The band has decided to play on and perform at the football game at the University of Michigan, tomorrow at noon.
“Counseling services [provided by University Mental Health Services] are in touch with the band,” said James V. Staros, provost and senior vice chancellor for academic affairs. “We’ve also been in touch with our counterparts at the University of Michigan and they are making their counseling services available to the band members.”
Cox said that Thom Hannum, associate director of the band, was flying out to Michigan to take over for Parks. The band is supposed to return to Massachusetts Sunday.
Blaguszewski said that plans are being made for a memorial held on campus and that they would have something definite Sunday or Monday.
“Two of the biggest things George wanted were the band building and a chance to play at the ‘Big House,’” said Carol-Ann Batchelder, director of special gifts and programs, referring to the nickname of the University of Michigan’s Michigan Stadium. “He leaves such a lasting legacy that it will go on forever.”
She added that Parks had put together the most successful grassroots campaign she had ever seen, raising $1.4 million for the band building. The building was named the George N. Parks Marching Band Building at Homecoming last year. She said that it is supposed to open in March of 2011.

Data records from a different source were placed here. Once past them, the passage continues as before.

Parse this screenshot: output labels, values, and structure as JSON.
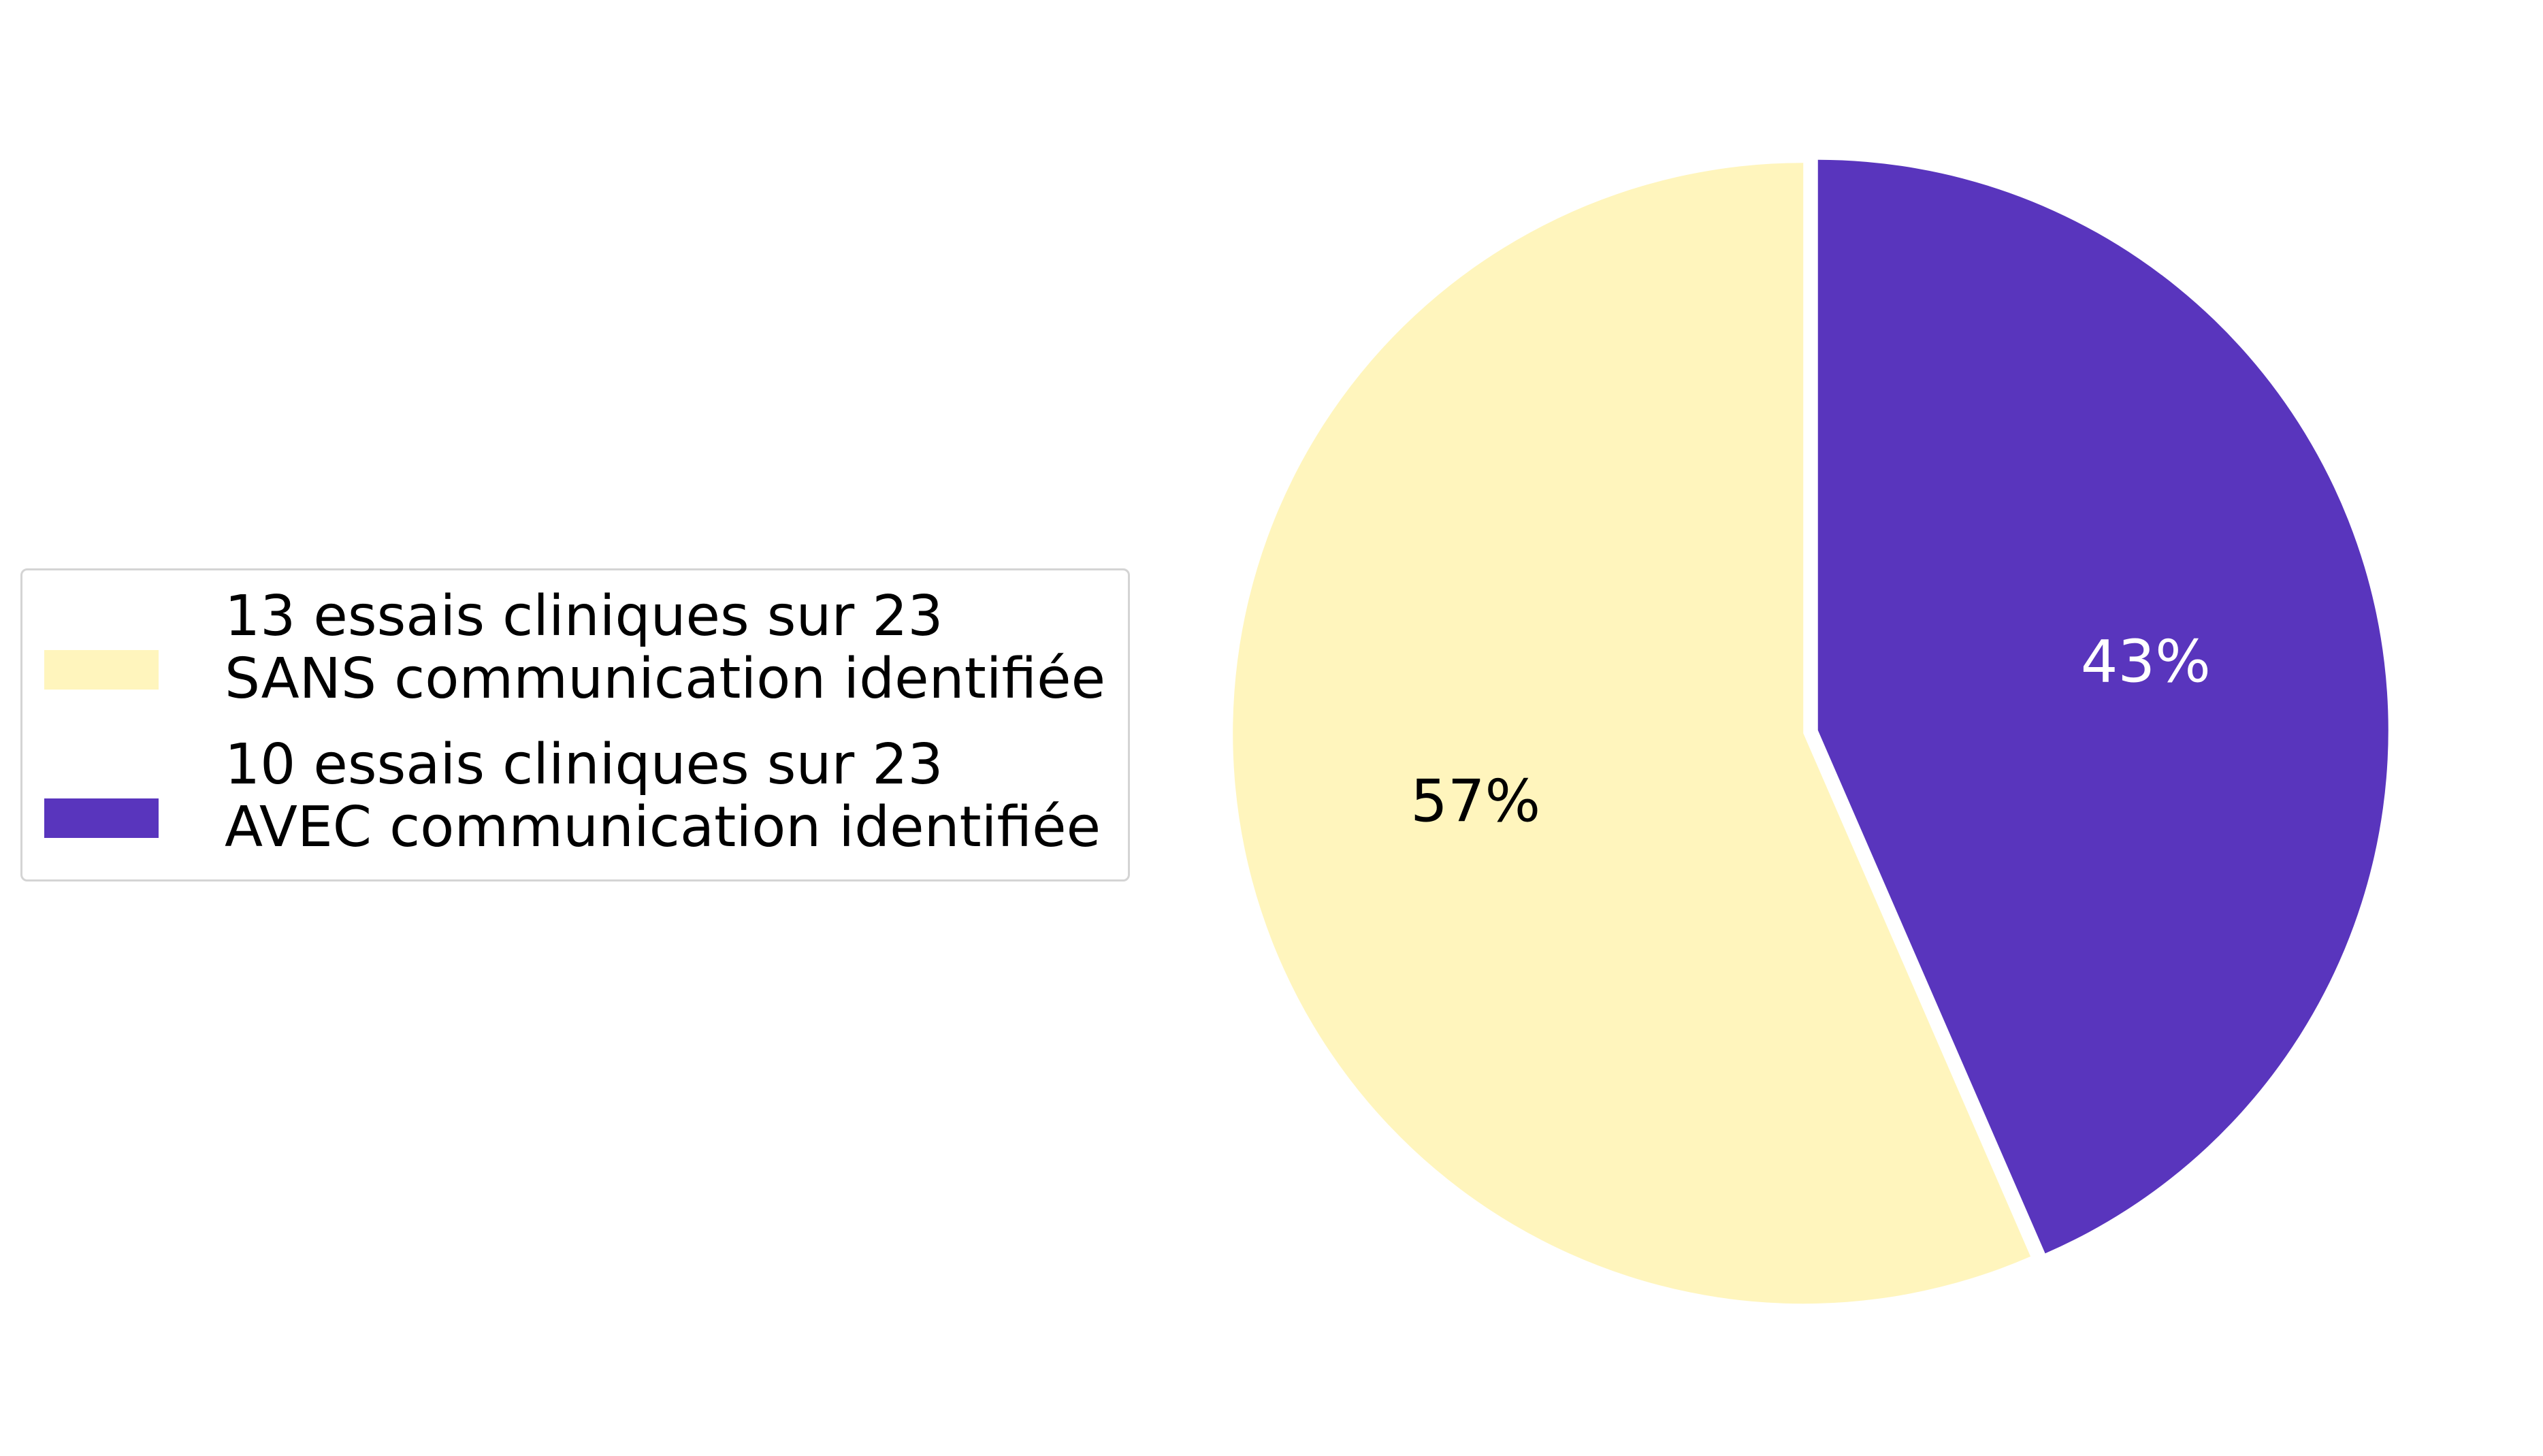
{
  "chart_data": {
    "type": "pie",
    "title": "",
    "legend_position": "left",
    "slices": [
      {
        "label_line1": "13 essais cliniques sur 23",
        "label_line2": "SANS communication identifiée",
        "value": 13,
        "percent_label": "57%",
        "color": "#fff5bd",
        "text_color": "#000000"
      },
      {
        "label_line1": "10 essais cliniques sur 23",
        "label_line2": "AVEC communication identifiée",
        "value": 10,
        "percent_label": "43%",
        "color": "#5935bd",
        "text_color": "#ffffff"
      }
    ],
    "total": 23,
    "start": "top",
    "direction": "counterclockwise"
  }
}
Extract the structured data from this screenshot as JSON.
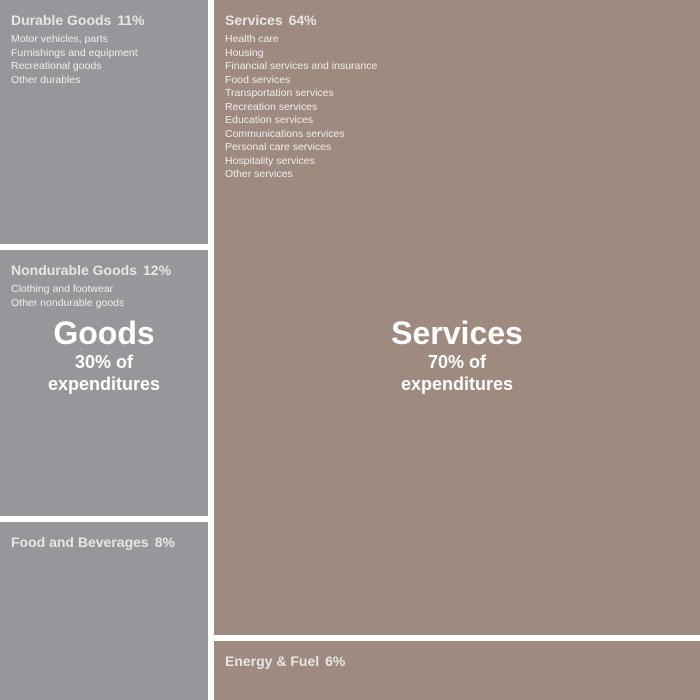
{
  "chart_data": {
    "type": "treemap",
    "colors": {
      "goods": "#95979a",
      "services": "#9e8a7e",
      "separator": "#ffffff"
    },
    "groups": [
      {
        "key": "goods",
        "name": "Goods",
        "share_label": "30% of expenditures",
        "value": 30,
        "categories": [
          {
            "name": "Durable Goods",
            "pct_label": "11%",
            "value": 11,
            "items": [
              "Motor vehicles, parts",
              "Furnishings and equipment",
              "Recreational goods",
              "Other durables"
            ]
          },
          {
            "name": "Nondurable Goods",
            "pct_label": "12%",
            "value": 12,
            "items": [
              "Clothing and footwear",
              "Other nondurable goods"
            ]
          },
          {
            "name": "Food and Beverages",
            "pct_label": "8%",
            "value": 8,
            "items": []
          }
        ]
      },
      {
        "key": "services",
        "name": "Services",
        "share_label": "70% of expenditures",
        "value": 70,
        "categories": [
          {
            "name": "Services",
            "pct_label": "64%",
            "value": 64,
            "items": [
              "Health care",
              "Housing",
              "Financial services and insurance",
              "Food services",
              "Transportation services",
              "Recreation services",
              "Education services",
              "Communications services",
              "Personal care services",
              "Hospitality services",
              "Other services"
            ]
          },
          {
            "name": "Energy & Fuel",
            "pct_label": "6%",
            "value": 6,
            "items": []
          }
        ]
      }
    ]
  }
}
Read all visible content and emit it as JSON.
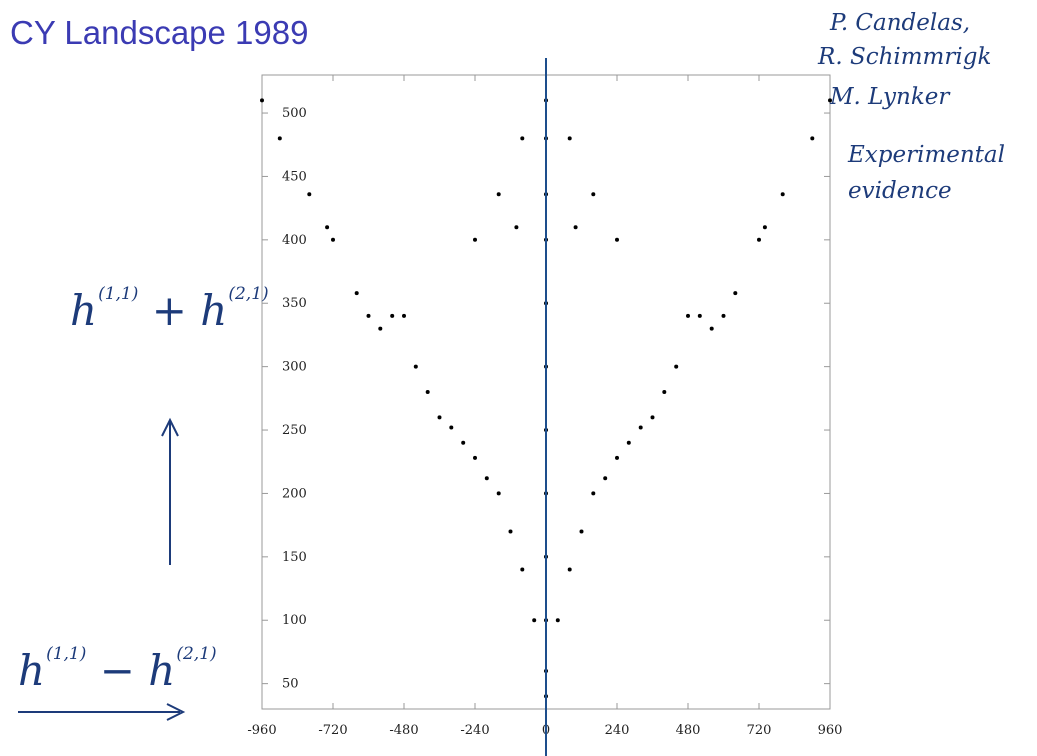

Staros said that, in lieu of flowers, those wishing to honor Parks’ memory could donate to the band building.
Reports of Parks’ death were first spread on social networking sites early this morning. The UMass Drumline posted from Ohio, via their twitter account, “The UMass Minuteman Marching Band & the entire @UMassAmherst community lost a hero tonight. George N. Parks, you will be sorely missed.”
The Drumline also posted lyrics from Frank Sinatra’s “My Way,” which the band performs regularly, in honor of the late director.
Parks was appointed to UMass in 1977 and is remembered as a dedicated professor, scholar and conductor.
He is survived by his wife, Jeanne, and two children, Michael and Kathryn.